En büyük hatalardan biri de çocukları itaat etmeye alıştırmamaktır. Özellikle çocuk küçükken mantıklı kural ve kısıtlamalara tabi olmazlarda büyüdüklerinde kendi iradelerini kullanamazlar. Disiplin eğitimin olmazsa olmazıdır. Öyle ki bebeklerin bile disipline ihtiyacı vardır.

Çocukların gösterişli elbiseleri olmamalıdır. Kıyafetin ısınma ve vücudu kapatma dışında bir amaçla kullanılması saçmadır ve günahtır. Küçük kızınız yeni elbisesini giydiğinde 'prensesim' demek ona sadece kendisini beğenmeyi öğretir.

Çocuklar küçükken anne ve babalarını patronları gibi görmelidir. Onlara karşı hayranlıkla karışık bir korku hissetmeliler. Büyüyüp muhakemelerini kullanmaya başladıklarında ise onları patron olarak değil iyi ve emin dostlar olarak görmeleri sağlanmalıdır. Onları sevmeli ve saygı duymalıdırlar.

Disiplin çocuk büyüyüp olgunlaştıkça azaltılmalıdır. Çocuk büyüdüğünde de ona sert davranmaya devam edilirse çatışma çıkar. Eğitimin gerçek sırrı çocuğa disiplin ve özgürlüğü aynı anda verebilmektedir. Bu da çocuğu kendi aklını kullanmaya adım adım alıştırmakla olur.

Sessiz çocuk övgüye en layık çocuk değildir. Disiplin, köle ruhlu bir çocuk yetiştirmek anlamına gelmez. Şiddet çocuğun kişiliğinin silikleştirir. Onu köle ruhlu yapar. Bu durumda çocuk büyüdüğünde de muhakemesini kullanamaz ve görevlerini yapmak için ona şiddet uygulanmasını bekler.

Çocuklar oyun oynamaya teşvik edilmelidirler. Oyun çocuğu canlı tutar. Onu daha güçlü bir neşe sahibi yapar. Oyunları rahatsızlık verici dereceye vardığında ise anne babanın bir bakışı ile buna son verebilmelidir.

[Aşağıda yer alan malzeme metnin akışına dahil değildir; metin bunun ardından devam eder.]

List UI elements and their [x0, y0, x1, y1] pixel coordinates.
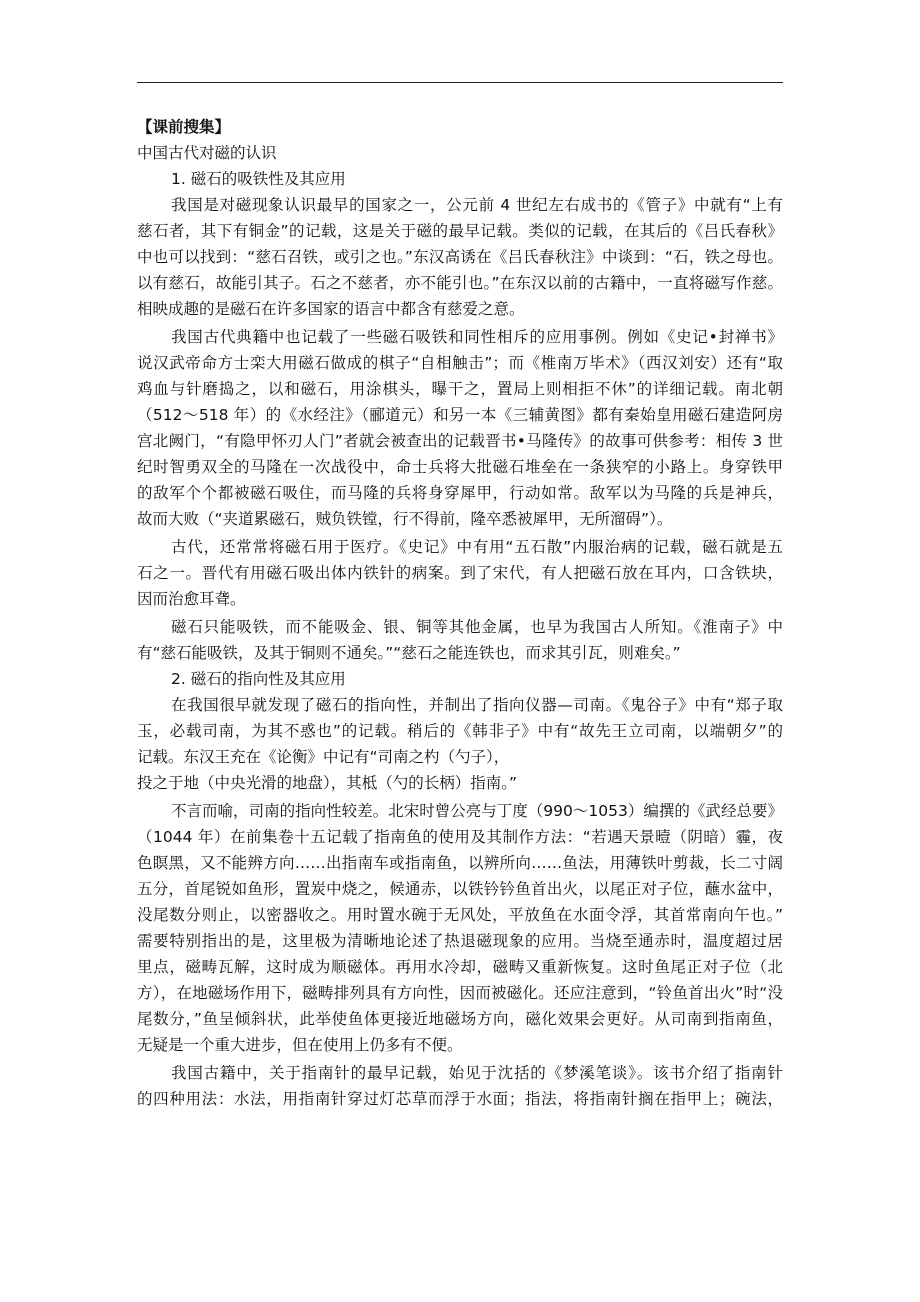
- subheading-direction: 2. 磁石的指向性及其应用: [171, 670, 346, 688]
- paragraph-line: 鸡血与针磨捣之，以和磁石，用涂棋头，曝干之，置局上则相拒不休”的详细记载。南北朝: [137, 380, 783, 398]
- paragraph: [137, 1060, 783, 1112]
- paragraph-line: 有“慈石能吸铁，及其于铜则不通矣。”“慈石之能连铁也，而求其引瓦，则难矣。”: [137, 644, 681, 662]
- paragraph-line: 相映成趣的是磁石在许多国家的语言中都含有慈爱之意。: [137, 300, 525, 318]
- paragraph-line: 我国是对磁现象认识最早的国家之一，公元前 4 世纪左右成书的《管子》中就有“上有: [171, 196, 783, 214]
- paragraph-line: 以有慈石，故能引其子。石之不慈者，亦不能引也。”在东汉以前的古籍中，一直将磁写作慈。: [137, 274, 783, 292]
- topic-heading: 中国古代对磁的认识: [137, 144, 277, 162]
- paragraph-line: 磁石只能吸铁，而不能吸金、银、铜等其他金属，也早为我国古人所知。《淮南子》中: [171, 618, 783, 636]
- paragraph-line: 宫北阙门，“有隐甲怀刃人门”者就会被查出的记载晋书•马隆传》的故事可供参考：相传 3 世: [137, 432, 783, 450]
- header-rule: [137, 82, 783, 83]
- paragraph-line: 需要特别指出的是，这里极为清晰地论述了热退磁现象的应用。当烧至通赤时，温度超过居: [137, 932, 783, 950]
- paragraph-line: 我国古籍中，关于指南针的最早记载，始见于沈括的《梦溪笔谈》。该书介绍了指南针: [171, 1064, 783, 1082]
- paragraph-line: 不言而喻，司南的指向性较差。北宋时曾公亮与丁度（990～1053）编撰的《武经总要》: [171, 802, 783, 820]
- paragraph: [137, 692, 783, 796]
- paragraph-line: 投之于地（中央光滑的地盘），其柢（勺的长柄）指南。”: [137, 774, 518, 792]
- paragraph-line: 的敌军个个都被磁石吸住，而马隆的兵将身穿犀甲，行动如常。敌军以为马隆的兵是神兵，: [137, 484, 783, 502]
- paragraph-line: 无疑是一个重大进步，但在使用上仍多有不便。: [137, 1036, 463, 1054]
- paragraph: [137, 324, 783, 532]
- paragraph: [137, 192, 783, 322]
- paragraph-line: 我国古代典籍中也记载了一些磁石吸铁和同性相斥的应用事例。例如《史记•封禅书》: [171, 328, 783, 346]
- paragraph-line: 说汉武帝命方士栾大用磁石做成的棋子“自相触击”；而《椎南万毕术》（西汉刘安）还有“取: [137, 354, 783, 372]
- paragraph-line: 古代，还常常将磁石用于医疗。《史记》中有用“五石散”内服治病的记载，磁石就是五: [171, 538, 783, 556]
- paragraph-line: 在我国很早就发现了磁石的指向性，并制出了指向仪器—司南。《鬼谷子》中有“郑子取: [171, 696, 783, 714]
- paragraph: [137, 614, 783, 666]
- paragraph-line: 五分，首尾锐如鱼形，置炭中烧之，候通赤，以铁钤钤鱼首出火，以尾正对子位，蘸水盆中，: [137, 880, 783, 898]
- paragraph-line: 色瞑黑，又不能辨方向……出指南车或指南鱼，以辨所向……鱼法，用薄铁叶剪裁，长二寸阔: [137, 854, 783, 872]
- paragraph-line: 尾数分，”鱼呈倾斜状，此举使鱼体更接近地磁场方向，磁化效果会更好。从司南到指南鱼，: [137, 1010, 783, 1028]
- paragraph-line: （512～518 年）的《水经注》（郦道元）和另一本《三辅黄图》都有秦始皇用磁石建造阿房: [137, 406, 783, 424]
- paragraph-line: 玉，必载司南，为其不惑也”的记载。稍后的《韩非子》中有“故先王立司南，以端朝夕”的: [137, 722, 783, 740]
- paragraph-line: 纪时智勇双全的马隆在一次战役中，命士兵将大批磁石堆垒在一条狭窄的小路上。身穿铁甲: [137, 458, 783, 476]
- paragraph-line: 方），在地磁场作用下，磁畴排列具有方向性，因而被磁化。还应注意到，“铃鱼首出火”时“没: [137, 984, 783, 1002]
- paragraph-line: 里点，磁畴瓦解，这时成为顺磁体。再用水冷却，磁畴又重新恢复。这时鱼尾正对子位（北: [137, 958, 783, 976]
- subheading-attraction: 1. 磁石的吸铁性及其应用: [171, 170, 346, 188]
- paragraph-line: 慈石者，其下有铜金”的记载，这是关于磁的最早记载。类似的记载，在其后的《吕氏春秋》: [137, 222, 783, 240]
- paragraph-line: （1044 年）在前集卷十五记载了指南鱼的使用及其制作方法：“若遇天景曀（阴暗）霾，夜: [137, 828, 783, 846]
- paragraph-line: 因而治愈耳聋。: [137, 590, 246, 608]
- paragraph: [137, 798, 783, 1058]
- paragraph: [137, 534, 783, 612]
- paragraph-line: 没尾数分则止，以密器收之。用时置水碗于无风处，平放鱼在水面令浮，其首常南向午也。”: [137, 906, 783, 924]
- paragraph-line: 故而大败（“夹道累磁石，贼负铁镗，行不得前，隆卒悉被犀甲，无所溜碍”）。: [137, 510, 673, 528]
- paragraph-line: 的四种用法：水法，用指南针穿过灯芯草而浮于水面；指法，将指南针搁在指甲上；碗法，: [137, 1090, 783, 1108]
- paragraph-line: 记载。东汉王充在《论衡》中记有“司南之杓（勺子），: [137, 748, 510, 766]
- paragraph-line: 中也可以找到：“慈石召铁，或引之也。”东汉高诱在《吕氏春秋注》中谈到：“石，铁之母也。: [137, 248, 783, 266]
- paragraph-line: 石之一。晋代有用磁石吸出体内铁针的病案。到了宋代，有人把磁石放在耳内，口含铁块，: [137, 564, 783, 582]
- section-title: 【课前搜集】: [137, 118, 231, 136]
- document-body: [137, 114, 783, 1112]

Çocuk çok sayıda kuralla yetiştirilemez. Çocuklar çok sayıda kuralı anlayamaz ve aklında tutamaz. Çocuk için gereğinden az kural koyulmalı ama bu kurallara uyup uymadığı sıkı bir şekilde kontrol edilmelidir. Diğer konularda başkalarına saygılı olduğu sürece özgür bırakılmalıdır.